Step 5: If the providers have the same number of capped visits, attribute the patient to the provider with the most recent primary care visit.

Using timelines to handle dynamic data

An important characteristic of attribution is that it changes over time. In the above example, the patient was under the care of Dr. X for all of 2019. Any retrospective analysis of performance over 2019—even if that analysis is performed in 2021—should assign performance success or failure in 2019 to the patient’s physician at the time, Dr. X, and not to their “current day” physician, Dr. Y. All this makes the timeline data structure an excellent choice to represent patient attribution.

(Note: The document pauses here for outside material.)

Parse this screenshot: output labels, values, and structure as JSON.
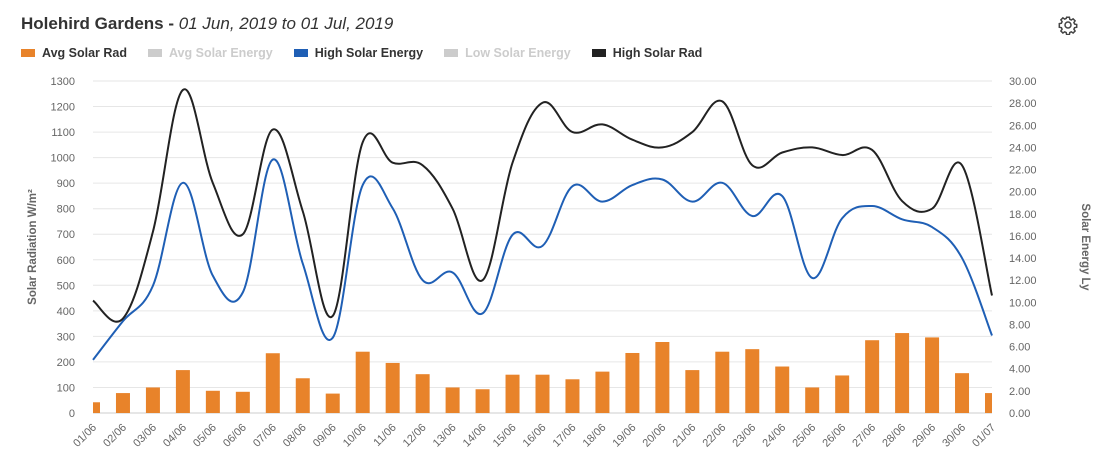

The following timeline structure represents the inputs and conclusions from the example above: patient-attribution-101

Implementation considerations

To implement an attribution rule like this—e.g., in a SQL query—it’s useful to think of three distinct categories of inputs:

Features of the patient (e.g., age, chronic disease status)
Features of the candidate provider (e.g., active vs. inactive status, specialty)
Interactions between the patient and the candidate provider (e.g., visits, periods of administrative assignment)

To start, for any given patient, at any desired moment in time, the set of interactions between that patient and providers can be used to generate the list of candidate providers.

Then, for each candidate provider, a record (e.g., a database table record) can be constructed with the individual pieces of information used in the attribution logic. So, sticking with our example above, we might want a record for each candidate provider with the following fields:

Is the count of primary care visits with the patient in the last two years > 0 (used in steps 1, 2 and 3)?
Is the provider the patient’s administratively assigned PCP (used in step 1)?
Is the provider in active practice in the patient’s market (used in step 3)?
Count of primary care visits with the patient in the last two years, capped at two (used in step 4)
Date of the most recent primary care visit with the patient in the last two years (used in step 5)

(Note that these records would be generated for each patient-provider-date triple, for each date on which we wanted to determine the patient’s attribution status.)

Once these records are collected, all that remains is to sort them in the correct order based on the attribution algorithm and select the top-ranked record as the “winning” provider.

Extending attribution logic for other uses

Finally, the process of attributing patients to exactly one of a set of candidate physicians can be generalized in two ways:

The attributed entity need not be a patient.
The candidate attributee need not be a physician.

The essential property is that the relationship is exclusive (i.e., there can be only one at any given time); beyond that anything can be swapped into the roles of attributed entity and candidate attributee. For example:

Determination of a patient’s stage of disease based on potentially conflicting diagnosis codes and/or lab values (attributed entity = patient, candidate attributee = stage of disease)
Determination of a physician’s “home” practice location (attributed entity = provider, candidate attributee = location)
Determination of a PCP group’s favored cardiology practice for referral (attributed entity = PCP group, candidate attributee = cardiology practice)

In other words, if you can frame the question as “Out of many possible options, which, at this moment, is the single best one?” there’s a good chance you’ve got a problem that an attribution mechanism can solve.